Sembra l’anno-sì del Mesola Ma occhio agli assi del San Carlo
FERRARA. Tutti gli indizi portano al Mesola. Sembra a tutti gli effetti l’anno dell’attuale capolista del girone F di Prima Categoria che ha perso solo una volta in diciassette giornate, ha un buon...
FERRARA. Tutti gli indizi portano al Mesola. Sembra a tutti gli effetti l’anno dell’attuale capolista del girone F di Prima Categoria che ha perso solo una volta in diciassette giornate, ha un buon mix di gioventù ed esperienza e vive in un ambiente a dir poco entusiasta. La difesa, poi, sembra il punto di forza, con soli 9 gol subìti è la migliore del campionato. Il portiere Righetti, ex Comacchio classe ’92, è una garanzia per capacità e curriculum, mentre davanti a lui Roma e Gianella sono probabilmente la miglior coppia di centrali in circolazione. In avanti, Gelli supportato da Cusinatti con Fiammanti e Codignola a rimorchio: tutti assieme costituiscono un reparto da categoria superiore. Se il Mesola manca dalla Promozione da vent’anni, sembra giunto il momento di colmare l’attesa. Poi, il Comune vive una primavera calcistica con pochi precedenti nella sua storia. Il Bosco può vincere la Seconda e l’Estense Ariano giocarsi le sue chances per andare ai play off e aspirare anch’esso alla Prima categoria. Non c’è che dire, intorno ai biancazzurri tutto sembra girare alla perfezione, ma non bisogna dimenticare le contendenti.
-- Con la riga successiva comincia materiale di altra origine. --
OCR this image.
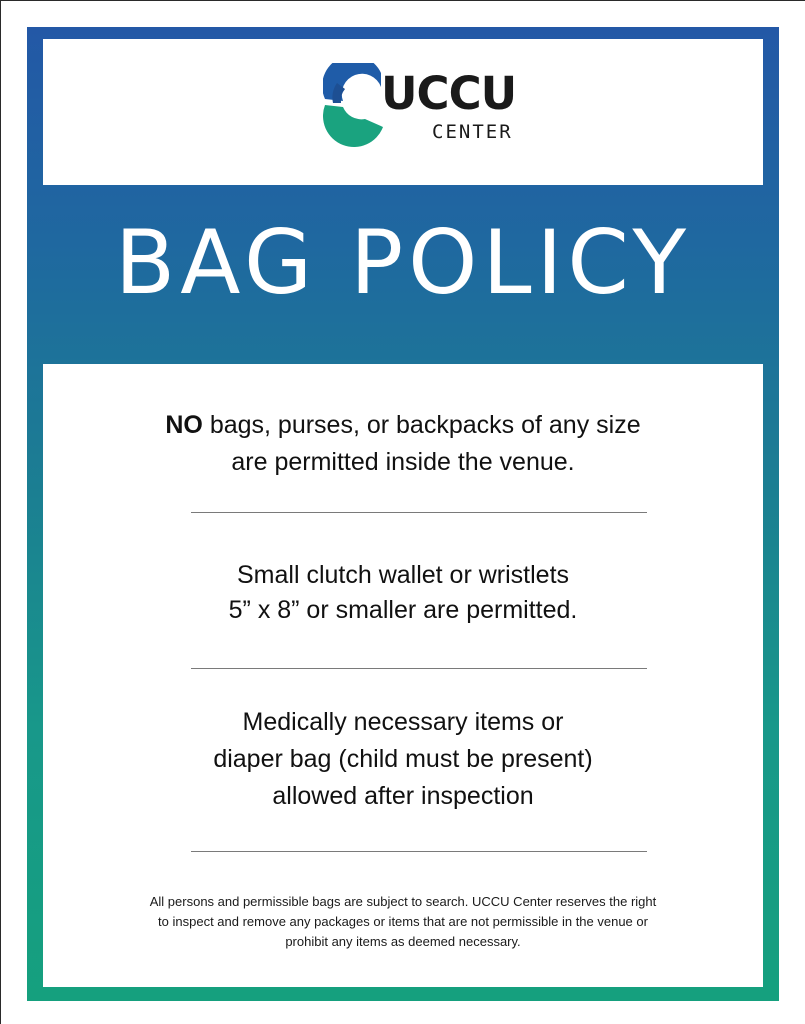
UCCU
CENTER
BAG POLICY
NO bags, purses, or backpacks of any size
are permitted inside the venue.
Small clutch wallet or wristlets
5” x 8” or smaller are permitted.
Medically necessary items or
diaper bag (child must be present)
allowed after inspection
All persons and permissible bags are subject to search. UCCU Center reserves the right
to inspect and remove any packages or items that are not permissible in the venue or
prohibit any items as deemed necessary.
Al secondo posto, a quattro punti dal primo, il San Carlo ha molti assi nella manica da giocare. Ha il gruppo degli ex Sant’Agostino che in questa categoria sta a dire nulla. Bolognesi, Manfredini e soprattutto Marzola sanno come spostare gli equilibri di una stagione e possono ambire al ritorno in Promozione. A mister Pera, inoltre, manca solo l’acuto in panchina per potersi definire un grande allenatore, aggettivo che molti addetti ai lavori accostano ormai all’ex difensore della Vigaranese.
Il Gualdo Voghiera di mister Labardi può fare da terzo incomodo, ma deve evitare scivoloni tipo quello di domenica contro un Casumaro che a questo punto è in rimonta; alla fine, i rossoblù dovrebbero assestarsi comodamente in zona play off. Bisogna però tener presente che in questo raggruppamento ci sono le bolognesi e non è un bene per le nostre. Nell’ultimo turno, infatti, le compagini felsinee hanno sbancato: Basca, Funo e Bentivoglio hanno fatto bottino pieno, solo la Bevilacquese ha frenato, ma era fuori casa contro il San Carlo. Almeno in chiave salvezza, c’è da scommettere che alla fine i canguri lasceranno solo Argenta Pgv, Gallo, Gorino, Consandolo e Berra a lottare per non retrocedere. Il calcio fuori provincia, purtroppo per noi, ancora una volta sembra proprio migliore del nostro; occorre una profonda riflessione.